Face à la perspective d'un enlisement du conflit, le Brent, la référence mondiale du pétrole brut, a brièvement dépassé jeudi les 126 dollars, un sommet depuis début 2022 lors de l'invasion de l'Ukraine par la Russie.

Vendredi, il gagnait 0,59% à 111,05 dollars vers 05H00 GMT.

- "Défaite honteuse" -

Le guide suprême iranien Mojtaba Khamenei a affirmé jeudi que les Etats-Unis avaient subi une "défaite honteuse" face à l'Iran.

Le président iranien Massoud Pezeshkian a lui dénoncé le blocus américain comme un "prolongement des opérations militaires".

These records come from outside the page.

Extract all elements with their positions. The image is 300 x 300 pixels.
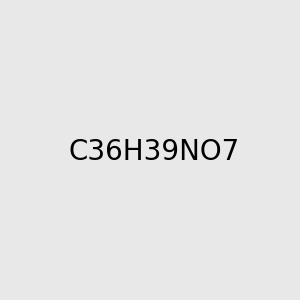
Text: C36H39NO7: C36H39NO7 (68, 137, 239, 166)
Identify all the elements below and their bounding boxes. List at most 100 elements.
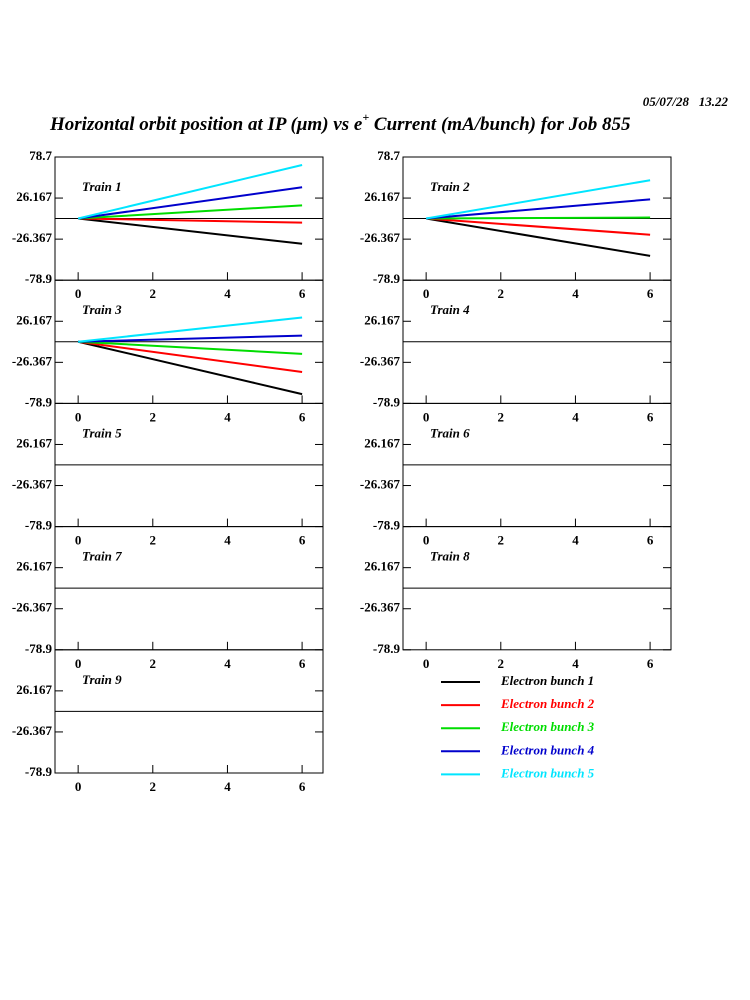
series-line: [77, 340, 303, 396]
x-tick-label: 4: [572, 656, 579, 671]
legend-label: Electron bunch 4: [500, 742, 595, 757]
x-tick-label: 2: [150, 409, 157, 424]
x-tick-label: 2: [150, 656, 157, 671]
x-tick-label: 0: [423, 533, 430, 548]
x-tick-label: 0: [75, 779, 82, 794]
x-tick-label: 2: [498, 533, 505, 548]
series-line: [78, 217, 303, 245]
y-tick-label: -26.367: [360, 600, 401, 615]
series-line: [426, 216, 651, 220]
series-line: [425, 179, 651, 220]
x-tick-label: 0: [75, 409, 82, 424]
y-tick-label: -78.9: [25, 394, 53, 409]
panel-label: Train 5: [82, 425, 122, 440]
x-tick-label: 2: [498, 286, 505, 301]
y-tick-label: -78.9: [373, 641, 401, 656]
panel-label: Train 9: [82, 672, 122, 687]
panel-label: Train 3: [82, 302, 122, 317]
x-tick-label: 2: [150, 779, 157, 794]
x-tick-label: 4: [224, 286, 231, 301]
y-tick-label: -26.367: [12, 353, 53, 368]
x-tick-label: 6: [299, 409, 306, 424]
y-tick-label: -78.9: [25, 641, 53, 656]
x-tick-label: 4: [572, 409, 579, 424]
y-tick-label: 26.167: [364, 312, 400, 327]
y-tick-label: 78.7: [377, 148, 400, 163]
x-tick-label: 0: [75, 533, 82, 548]
y-tick-label: 26.167: [364, 435, 400, 450]
y-tick-label: -78.9: [25, 271, 53, 286]
x-tick-label: 0: [423, 656, 430, 671]
x-tick-label: 6: [299, 533, 306, 548]
y-tick-label: -26.367: [12, 600, 53, 615]
x-tick-label: 6: [647, 286, 654, 301]
x-tick-label: 2: [150, 286, 157, 301]
x-tick-label: 4: [572, 286, 579, 301]
series-line: [78, 334, 303, 343]
y-tick-label: 78.7: [29, 148, 52, 163]
x-tick-label: 0: [75, 286, 82, 301]
x-tick-label: 0: [75, 656, 82, 671]
x-tick-label: 0: [423, 409, 430, 424]
y-tick-label: 26.167: [16, 312, 52, 327]
x-tick-label: 6: [299, 779, 306, 794]
panel-label: Train 6: [430, 425, 470, 440]
panel-label: Train 4: [430, 302, 470, 317]
legend-label: Electron bunch 2: [500, 696, 595, 711]
y-tick-label: -78.9: [25, 764, 53, 779]
series-line: [425, 217, 651, 257]
series-line: [426, 198, 651, 220]
y-tick-label: -26.367: [12, 230, 53, 245]
legend-label: Electron bunch 5: [500, 765, 595, 780]
panel-label: Train 7: [82, 549, 122, 564]
title-start: Horizontal orbit position at IP (μm) vs …: [49, 114, 363, 135]
series-line: [78, 186, 303, 220]
panel-label: Train 2: [430, 179, 470, 194]
x-tick-label: 6: [299, 656, 306, 671]
chart-title: Horizontal orbit position at IP (μm) vs …: [49, 110, 631, 136]
y-tick-label: -78.9: [25, 518, 53, 533]
x-tick-label: 6: [647, 533, 654, 548]
y-tick-label: -26.367: [12, 723, 53, 738]
x-tick-label: 2: [498, 409, 505, 424]
y-tick-label: -78.9: [373, 518, 401, 533]
y-tick-label: 26.167: [16, 682, 52, 697]
legend-label: Electron bunch 1: [500, 673, 594, 688]
y-tick-label: -26.367: [12, 477, 53, 492]
series-line: [78, 204, 303, 220]
panel-label: Train 1: [82, 179, 122, 194]
x-tick-label: 6: [647, 656, 654, 671]
x-tick-label: 4: [224, 779, 231, 794]
y-tick-label: -26.367: [360, 230, 401, 245]
series-line: [77, 164, 303, 220]
y-tick-label: 26.167: [16, 559, 52, 574]
x-tick-label: 4: [224, 409, 231, 424]
series-line: [426, 217, 651, 236]
x-tick-label: 6: [299, 286, 306, 301]
title-end: Current (mA/bunch) for Job 855: [369, 114, 631, 135]
series-line: [78, 316, 303, 343]
y-tick-label: 26.167: [16, 189, 52, 204]
x-tick-label: 2: [498, 656, 505, 671]
x-tick-label: 6: [647, 409, 654, 424]
series-line: [78, 340, 303, 355]
y-tick-label: -26.367: [360, 477, 401, 492]
y-tick-label: -78.9: [373, 394, 401, 409]
panel-label: Train 8: [430, 549, 470, 564]
x-tick-label: 2: [150, 533, 157, 548]
y-tick-label: -78.9: [373, 271, 401, 286]
y-tick-label: -26.367: [360, 353, 401, 368]
legend-label: Electron bunch 3: [500, 719, 595, 734]
y-tick-label: 26.167: [364, 559, 400, 574]
x-tick-label: 0: [423, 286, 430, 301]
series-line: [78, 217, 303, 224]
y-tick-label: 26.167: [364, 189, 400, 204]
x-tick-label: 4: [224, 656, 231, 671]
series-line: [78, 340, 303, 374]
timestamp: 05/07/28 13.22: [643, 94, 729, 109]
x-tick-label: 4: [572, 533, 579, 548]
y-tick-label: 26.167: [16, 435, 52, 450]
x-tick-label: 4: [224, 533, 231, 548]
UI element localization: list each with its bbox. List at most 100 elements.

A Téhéran, des systèmes de défense antiaérienne ont été activés jeudi soir, contre des drones et des aéronefs dont la provenance n'a pas été communiquée.

"Le bruit de la défense antiaérienne a cessé après environ 20 minutes d'activité et de riposte contre de petits aéronefs", ont indiqué les agences Tasnim et Fars précisant que Téhéran se trouvait de nouveau dans une "situation normale".

La guerre a fait des milliers de morts, principalement en Iran et au Liban. Malgré la trêve et de premières discussions le 11 avril à Islamabad, la diplomatie semble dans l'impasse.

Pendant que les négociations piétinent, les répercussions du blocage d'Ormuz se font chaque jour un peu plus sentir pour l'économie mondiale, entre pénuries rampantes, poussées d'inflation et révisions à la baisse de la croissance.

"Le monde est confronté à la plus grave crise énergétique de son histoire", a jugé le patron de l'Agence internationale de l'énergie, Fatih Birol.

- "Au bord du gouffre" -

Le secrétaire général de l'ONU Antonio Guterres s'est aussi alarmé de l'"étranglement" de l'économie planétaire en raison de la paralysie du détroit.

"C'est à présent le temps du dialogue, de solutions qui nous éloignent du bord du gouffre et de mesures capables d'ouvrir une voie vers la paix", a-t-il plaidé dans un message sur X.

Sur le front libanais, de nouvelles frappes israéliennes sur le sud du pays ont fait au moins dix-sept morts jeudi.

L'ambassade américaine à Beyrouth a appelé à une rencontre entre ce dernier et le Premier ministre israélien Benjamin Netanyahu, considérant le Liban "à un tournant". "Son peuple a l'occasion historique de reprendre en main son pays et de forger son avenir", a-t-elle estimé sur X.

Les opérations menées au Liban par Israël, qui combat le mouvement pro-iranien Hezbollah, ont fait plus de 2.500 morts et plus d'un million de déplacés depuis début mars, selon les autorités.